Sun Aug 3 13:24:46 PDT 2008

Matt Palmer schrieb:
> I am having similar issues - I'm having to encode the parser state into 
> the lexer.  This is because I have character sequences that are subsets 
> of one another, etc.  that should only match in certain places.  The 
> high level parser rules determine this very nicely - but I have to 
> explicitly push down those rules into the lexer using predicates.
> 
> I was wondering myself if it would be possible to automate this process.
> 
> Matt.

There is an XQuery project which has a lexer which only creates token on 
demand. I don't the project page, but searching the archives should give 
you clues.

Johannes
> 
> On Sun, Aug 3, 2008 at 7:34 PM, Foust <javafoust at gmail.com 
> <mailto:javafoust at gmail.com>> wrote:
> 
>      > At 9:40pm, August 02, 2008 Gavin wrote:
>      >
>      > At 11:06 3/08/2008, Foust wrote:
>      > >Do lexer predicates work in v3?
>      >
>      > That depends on what you mean.  You can certainly use both
>      > syntactic and semantic predicates within the lexer, but they can
>      > only use lexer state.
> 
>     That would explain why setting a static flag in the Lexer from the
>     Parser
>     has no effect -- the Lexer has already run to completion before the
>     parser
>     receives the first token.
> 
>      >
>      > Also, while I'm not entirely sure about this, I think predicates
>      > in the lexer can only be used to decide between alts within a
>      > single lexer rule.  I vaguely recall some trouble when trying to
>      > use them to decide between multiple lexer rules (at the top
>      > level).
> 
>     I'll keep that in mind. I've had nothing but trouble trying to get
>     the Lexer
>     to return tokens based on context (as best determined by the Parser).
> 
> 
>      > Generally speaking, you should keep your lexer fairly
>      > straightforward and unambiguous, and defer semantic decisions (and
>      > ambiguity resolution) until the parsing phase.
> 
>     Yes... it started out that way.
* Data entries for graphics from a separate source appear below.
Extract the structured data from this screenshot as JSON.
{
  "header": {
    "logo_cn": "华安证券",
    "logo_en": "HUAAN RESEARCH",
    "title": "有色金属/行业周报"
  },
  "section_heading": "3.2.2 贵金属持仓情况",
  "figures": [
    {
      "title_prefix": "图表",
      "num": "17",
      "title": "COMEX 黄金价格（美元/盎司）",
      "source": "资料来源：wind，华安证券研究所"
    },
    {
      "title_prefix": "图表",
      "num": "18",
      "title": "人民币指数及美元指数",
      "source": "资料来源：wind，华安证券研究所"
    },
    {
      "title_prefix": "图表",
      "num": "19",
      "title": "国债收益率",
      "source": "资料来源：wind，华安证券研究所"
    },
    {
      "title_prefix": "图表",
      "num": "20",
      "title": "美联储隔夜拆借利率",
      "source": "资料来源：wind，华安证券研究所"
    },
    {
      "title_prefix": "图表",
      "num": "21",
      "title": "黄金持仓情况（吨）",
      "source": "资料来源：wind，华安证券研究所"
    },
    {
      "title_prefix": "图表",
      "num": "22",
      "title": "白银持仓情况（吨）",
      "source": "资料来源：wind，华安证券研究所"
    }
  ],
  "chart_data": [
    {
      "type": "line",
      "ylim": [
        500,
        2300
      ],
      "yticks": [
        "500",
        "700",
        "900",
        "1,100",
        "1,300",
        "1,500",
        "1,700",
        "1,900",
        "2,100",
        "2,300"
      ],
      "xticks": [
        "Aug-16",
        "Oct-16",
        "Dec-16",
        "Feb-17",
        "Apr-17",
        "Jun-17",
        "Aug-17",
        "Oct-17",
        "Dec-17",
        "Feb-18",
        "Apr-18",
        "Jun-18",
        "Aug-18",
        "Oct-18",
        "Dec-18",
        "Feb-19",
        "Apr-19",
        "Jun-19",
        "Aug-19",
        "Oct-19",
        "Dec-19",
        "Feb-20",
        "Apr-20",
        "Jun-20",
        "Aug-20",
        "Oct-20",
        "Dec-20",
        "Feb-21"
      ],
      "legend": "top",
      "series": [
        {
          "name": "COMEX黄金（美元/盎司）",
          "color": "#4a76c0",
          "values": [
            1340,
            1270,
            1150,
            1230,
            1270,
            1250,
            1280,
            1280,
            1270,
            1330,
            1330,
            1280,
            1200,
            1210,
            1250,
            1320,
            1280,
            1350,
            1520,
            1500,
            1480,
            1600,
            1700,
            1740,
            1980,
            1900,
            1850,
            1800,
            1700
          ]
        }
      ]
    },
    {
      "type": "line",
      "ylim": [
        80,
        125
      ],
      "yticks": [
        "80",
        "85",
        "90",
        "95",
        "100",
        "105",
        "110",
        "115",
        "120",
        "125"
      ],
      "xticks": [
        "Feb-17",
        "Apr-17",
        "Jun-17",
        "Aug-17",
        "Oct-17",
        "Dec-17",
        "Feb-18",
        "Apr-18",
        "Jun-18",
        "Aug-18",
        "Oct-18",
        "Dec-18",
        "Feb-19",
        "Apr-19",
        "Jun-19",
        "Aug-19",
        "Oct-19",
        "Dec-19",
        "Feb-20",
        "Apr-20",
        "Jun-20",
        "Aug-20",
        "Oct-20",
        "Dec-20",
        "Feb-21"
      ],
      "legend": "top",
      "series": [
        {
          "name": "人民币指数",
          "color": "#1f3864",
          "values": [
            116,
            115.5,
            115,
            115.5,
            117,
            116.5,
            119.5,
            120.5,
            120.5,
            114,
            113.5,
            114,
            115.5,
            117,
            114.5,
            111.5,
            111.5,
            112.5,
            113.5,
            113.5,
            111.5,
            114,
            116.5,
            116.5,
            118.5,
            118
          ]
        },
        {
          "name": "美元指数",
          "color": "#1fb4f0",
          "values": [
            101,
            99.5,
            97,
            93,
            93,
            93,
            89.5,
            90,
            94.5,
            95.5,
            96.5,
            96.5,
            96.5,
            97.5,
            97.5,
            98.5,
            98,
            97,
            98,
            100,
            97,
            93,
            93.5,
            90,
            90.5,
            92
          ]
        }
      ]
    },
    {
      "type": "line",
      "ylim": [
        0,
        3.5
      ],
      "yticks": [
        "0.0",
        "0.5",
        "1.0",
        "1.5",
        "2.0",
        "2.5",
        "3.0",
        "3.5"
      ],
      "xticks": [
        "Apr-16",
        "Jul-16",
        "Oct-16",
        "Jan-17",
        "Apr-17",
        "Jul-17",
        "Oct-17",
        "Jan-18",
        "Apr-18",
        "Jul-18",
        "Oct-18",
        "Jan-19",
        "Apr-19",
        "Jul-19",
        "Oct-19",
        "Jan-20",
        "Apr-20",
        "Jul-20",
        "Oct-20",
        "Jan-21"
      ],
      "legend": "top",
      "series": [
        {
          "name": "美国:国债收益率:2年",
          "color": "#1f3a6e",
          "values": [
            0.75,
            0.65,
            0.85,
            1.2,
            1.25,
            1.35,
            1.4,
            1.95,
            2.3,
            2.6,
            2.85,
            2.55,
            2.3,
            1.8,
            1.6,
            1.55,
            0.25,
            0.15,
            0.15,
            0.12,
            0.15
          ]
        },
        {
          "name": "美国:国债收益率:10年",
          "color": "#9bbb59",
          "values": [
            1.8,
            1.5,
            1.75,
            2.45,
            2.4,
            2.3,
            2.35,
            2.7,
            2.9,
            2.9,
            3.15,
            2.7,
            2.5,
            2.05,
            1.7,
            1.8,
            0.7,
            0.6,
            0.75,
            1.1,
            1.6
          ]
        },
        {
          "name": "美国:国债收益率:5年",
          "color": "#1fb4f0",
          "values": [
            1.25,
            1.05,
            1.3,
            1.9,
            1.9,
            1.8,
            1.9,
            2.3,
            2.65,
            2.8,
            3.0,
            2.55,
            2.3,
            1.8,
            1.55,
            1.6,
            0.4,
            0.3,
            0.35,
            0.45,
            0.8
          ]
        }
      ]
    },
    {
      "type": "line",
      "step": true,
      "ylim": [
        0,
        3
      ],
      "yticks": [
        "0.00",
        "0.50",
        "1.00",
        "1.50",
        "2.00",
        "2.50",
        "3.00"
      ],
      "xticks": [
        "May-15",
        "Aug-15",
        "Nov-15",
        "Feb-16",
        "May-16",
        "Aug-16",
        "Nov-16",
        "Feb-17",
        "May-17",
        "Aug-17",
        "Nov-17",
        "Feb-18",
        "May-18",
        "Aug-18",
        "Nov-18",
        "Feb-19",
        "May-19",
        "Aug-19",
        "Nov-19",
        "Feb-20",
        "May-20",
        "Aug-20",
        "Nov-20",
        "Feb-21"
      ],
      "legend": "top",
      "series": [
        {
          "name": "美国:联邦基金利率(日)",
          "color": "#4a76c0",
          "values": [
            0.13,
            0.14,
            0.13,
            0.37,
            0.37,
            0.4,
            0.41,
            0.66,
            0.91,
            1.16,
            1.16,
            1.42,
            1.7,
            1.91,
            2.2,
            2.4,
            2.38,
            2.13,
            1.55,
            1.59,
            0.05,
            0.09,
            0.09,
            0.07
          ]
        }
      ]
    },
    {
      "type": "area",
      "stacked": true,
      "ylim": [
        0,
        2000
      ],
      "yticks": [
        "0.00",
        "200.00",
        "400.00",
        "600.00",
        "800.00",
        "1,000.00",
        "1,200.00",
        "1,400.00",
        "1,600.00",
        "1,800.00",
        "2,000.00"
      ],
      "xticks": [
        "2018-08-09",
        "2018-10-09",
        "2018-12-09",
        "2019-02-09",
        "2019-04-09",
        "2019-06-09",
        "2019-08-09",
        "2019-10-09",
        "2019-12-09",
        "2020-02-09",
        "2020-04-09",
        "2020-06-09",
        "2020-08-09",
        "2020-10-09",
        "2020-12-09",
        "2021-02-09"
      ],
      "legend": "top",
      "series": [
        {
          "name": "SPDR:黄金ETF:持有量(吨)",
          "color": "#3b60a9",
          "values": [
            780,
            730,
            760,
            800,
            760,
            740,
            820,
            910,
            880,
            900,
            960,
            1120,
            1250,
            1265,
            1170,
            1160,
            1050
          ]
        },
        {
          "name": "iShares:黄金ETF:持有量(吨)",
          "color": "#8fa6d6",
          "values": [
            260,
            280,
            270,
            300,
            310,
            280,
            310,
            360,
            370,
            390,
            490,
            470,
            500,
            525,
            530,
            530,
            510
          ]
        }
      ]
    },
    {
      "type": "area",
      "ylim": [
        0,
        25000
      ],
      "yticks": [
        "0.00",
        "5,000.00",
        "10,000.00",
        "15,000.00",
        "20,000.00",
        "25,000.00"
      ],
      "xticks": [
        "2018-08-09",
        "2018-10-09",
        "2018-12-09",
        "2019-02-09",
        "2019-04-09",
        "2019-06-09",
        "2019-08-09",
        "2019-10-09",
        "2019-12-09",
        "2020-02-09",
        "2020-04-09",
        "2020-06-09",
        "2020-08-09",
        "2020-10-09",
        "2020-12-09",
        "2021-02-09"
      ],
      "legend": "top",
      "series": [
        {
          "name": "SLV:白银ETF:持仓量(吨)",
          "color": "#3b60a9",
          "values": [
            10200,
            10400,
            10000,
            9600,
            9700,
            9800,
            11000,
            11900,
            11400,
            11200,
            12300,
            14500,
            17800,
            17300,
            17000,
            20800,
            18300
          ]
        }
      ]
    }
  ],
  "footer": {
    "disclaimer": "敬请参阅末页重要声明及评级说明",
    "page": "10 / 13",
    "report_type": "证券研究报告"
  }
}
But to allow spaces to be part of a
>     config
>     value (read up to EOL), the Lexer needs to honor state. (Place
>     spaces in the
>     HIDDEN channel for all other cases - outside of a special
>     config/preprocessor rule).
> 
>     The parser shouldn't have to go through contortions because of lexer
>     design.
>     In fact, it seems as though the lexer itself is fine, if only it
>     would get
>     tokens as required, rather than all at once.
> 
>     Might I suggest the lexer be endowed with a state mechanism that can be
>     controlled from the parser?
> 
> 
>